We’d have been fine if we hadn’t decided to say goodbye to friends departing for the airport the night before. (Is anyone else getting fed up with this fiasco?) We’d have been even finer if we hadn’t stayed in the Beatles Club until bidding them farewell. We’d have been OK, if a little groggy, if yours truly had woken up before switching off the alarm that morning.
As it was, our plans for an eight-o’clock start on Saturday morning fell by the wayside. It was twelve thirty before we made it to Isani bus station, and by that time our hopes of getting to Gremi and back were looking forlorn. Our friend had already visited the Telavi area, so we opted to jump on a red Icarus bus to Kvareli. Big mistake.
There’s nothing especially wrong with Kvareli itself. When we planned our tour in Georgia it looked a logical choice. A typical Kakhetian village, it houses the house-museums of two of Georgia’s greatest cultural figures: the “secular saint” poet and writer Ilia Chavchavadze (runner-up to Rustaveli in the Georgian Of The Millennium stakes). But, like many Kakhetian villages, there’s no publicised hotel or guesthouse. As one of our fellow-passengers put it: “You have to find someone to be guests with.”
The bus was chugging along through the ice and snow from one anonymous hamlet after another, and Kvareli seemed no closer than an hour before when we’d passed a sign bearing the legend “Kvareli 17km”. The sun was beginning to set, and we weren’t relishing the prospect of trying to find someone to be guests with. British and American pride may not match that of most Georgians, but knocking on doors begging for somewhere to stay puts you well into the humiliation zone – whoever you are.
“The last bus to Tbilisi has already gone,” the driver confirmed. There was something encouraging in those words – he could have said that there were no more buses. As it was, there was a fair chance of catching the last one to Telavi. That was good news: we knew there were hotels in Telavi.
The bus turned off the icy track onto the main road, which meant we were entering Kvareli. A little yellow bus to Telavi came the other way, and our driver flashed at it to stop. It did.

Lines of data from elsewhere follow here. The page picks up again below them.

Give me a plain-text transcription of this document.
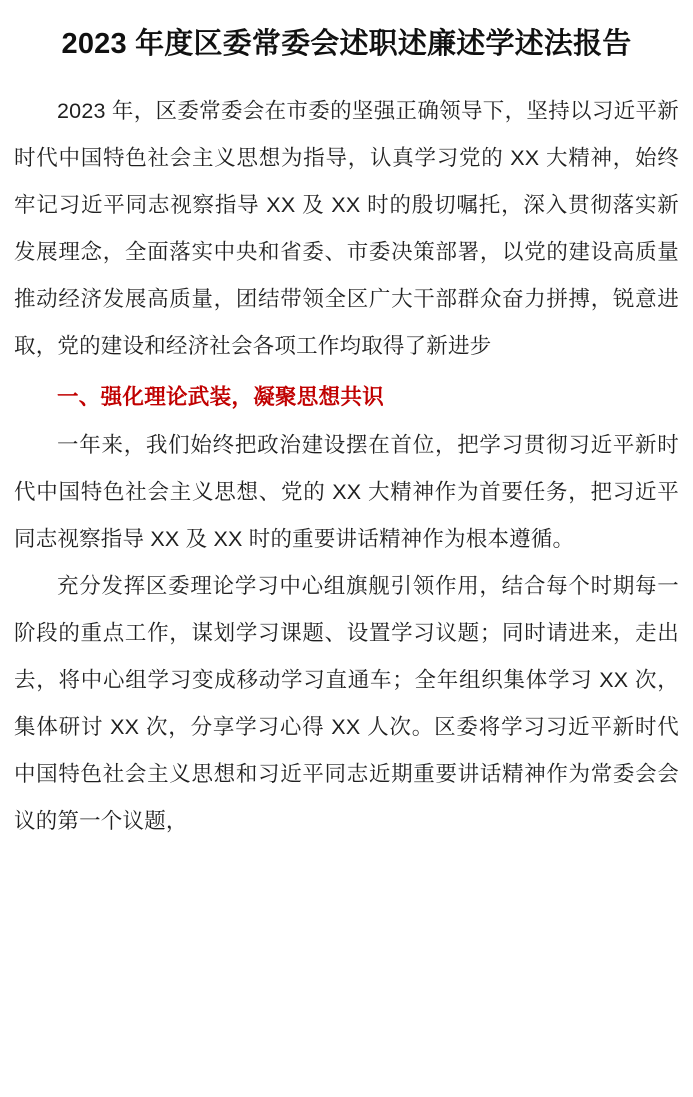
2023 年度区委常委会述职述廉述学述法报告

2023 年，区委常委会在市委的坚强正确领导下，坚持以习近平新时代中国特色社会主义思想为指导，认真学习党的 XX 大精神，始终牢记习近平同志视察指导 XX 及 XX 时的殷切嘱托，深入贯彻落实新发展理念，全面落实中央和省委、市委决策部署，以党的建设高质量推动经济发展高质量，团结带领全区广大干部群众奋力拼搏，锐意进取，党的建设和经济社会各项工作均取得了新进步

一、强化理论武装，凝聚思想共识

一年来，我们始终把政治建设摆在首位，把学习贯彻习近平新时代中国特色社会主义思想、党的 XX 大精神作为首要任务，把习近平同志视察指导 XX 及 XX 时的重要讲话精神作为根本遵循。

充分发挥区委理论学习中心组旗舰引领作用，结合每个时期每一阶段的重点工作，谋划学习课题、设置学习议题；同时请进来，走出去，将中心组学习变成移动学习直通车；全年组织集体学习 XX 次，集体研讨 XX 次，分享学习心得 XX 人次。区委将学习习近平新时代中国特色社会主义思想和习近平同志近期重要讲话精神作为常委会会议的第一个议题，
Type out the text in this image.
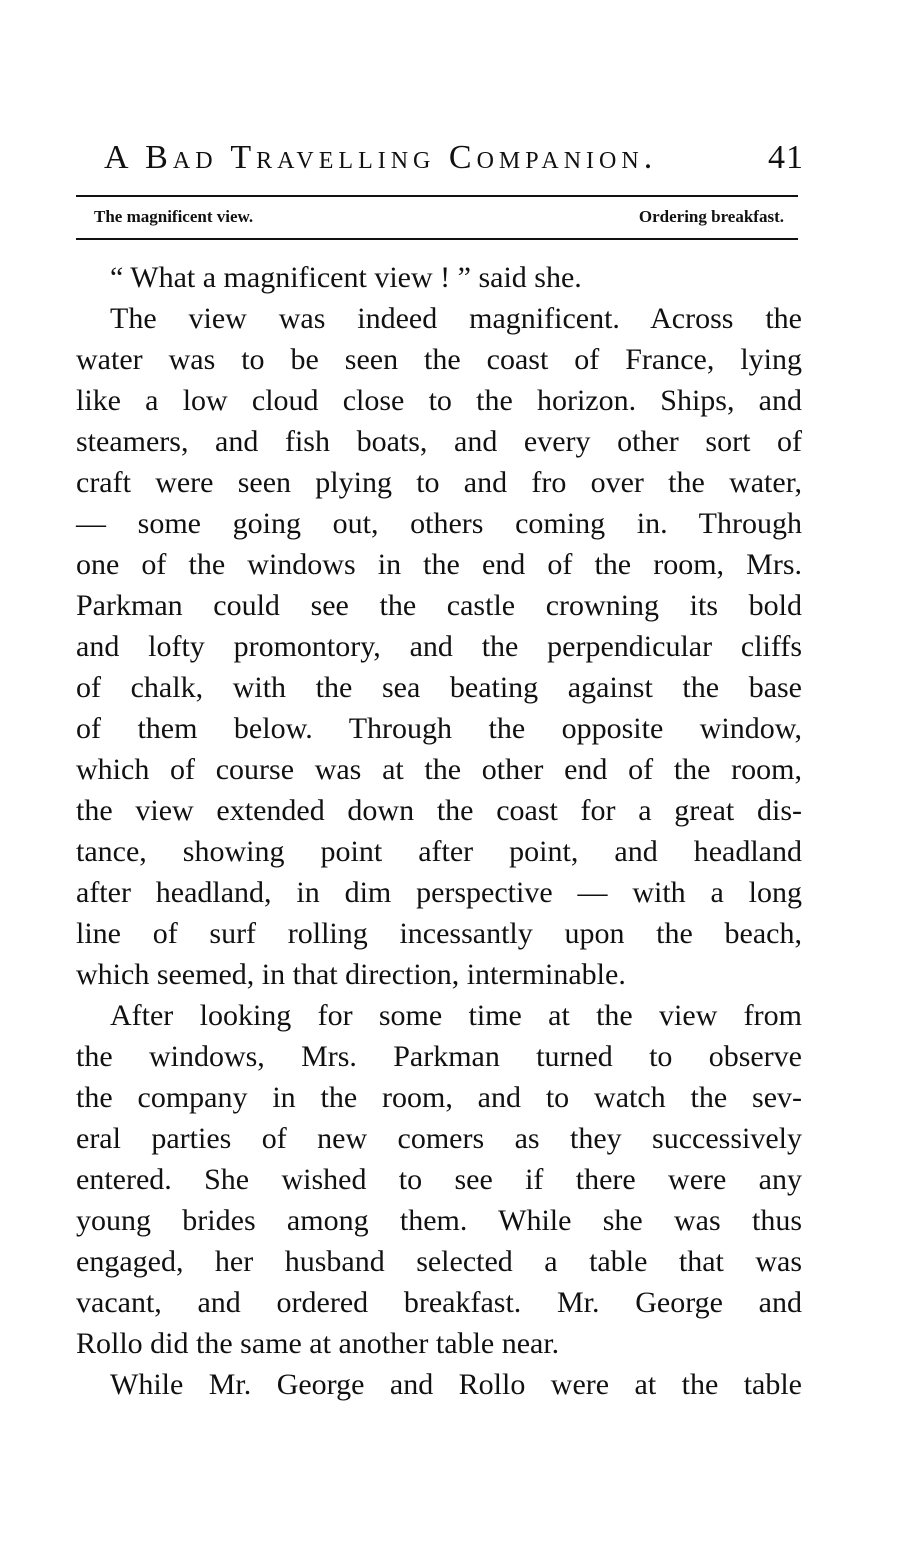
A Bad Travelling Companion.	41
The magnificent view.	Ordering breakfast.
“ What a magnificent view ! ” said she.
The view was indeed magnificent. Across the
water was to be seen the coast of France, lying
like a low cloud close to the horizon. Ships, and
steamers, and fish boats, and every other sort of
craft were seen plying to and fro over the water,
— some going out, others coming in. Through
one of the windows in the end of the room, Mrs.
Parkman could see the castle crowning its bold
and lofty promontory, and the perpendicular cliffs
of chalk, with the sea beating against the base
of them below. Through the opposite window,
which of course was at the other end of the room,
the view extended down the coast for a great dis-
tance, showing point after point, and headland
after headland, in dim perspective — with a long
line of surf rolling incessantly upon the beach,
which seemed, in that direction, interminable.
After looking for some time at the view from
the windows, Mrs. Parkman turned to observe
the company in the room, and to watch the sev-
eral parties of new comers as they successively
entered. She wished to see if there were any
young brides among them. While she was thus
engaged, her husband selected a table that was
vacant, and ordered breakfast. Mr. George and
Rollo did the same at another table near.
While Mr. George and Rollo were at the table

I know the twenty seconds it took to cross the road didn’t do justice to Kvareli, but the Chavchavadze and Marjanishvili house-museums had long since shut. Right now the only thing that mattered was to find somewhere warm for the night. The yellow bus was decidedly more draughty than the Icarus, but at least it was sticking to the main road and was taking us in the direction of a hotel. It even took us through our originally-planned destination of Gremi, giving us a few seconds to snatch shots of the fortress (or was it just a church?) as dusk began to fall.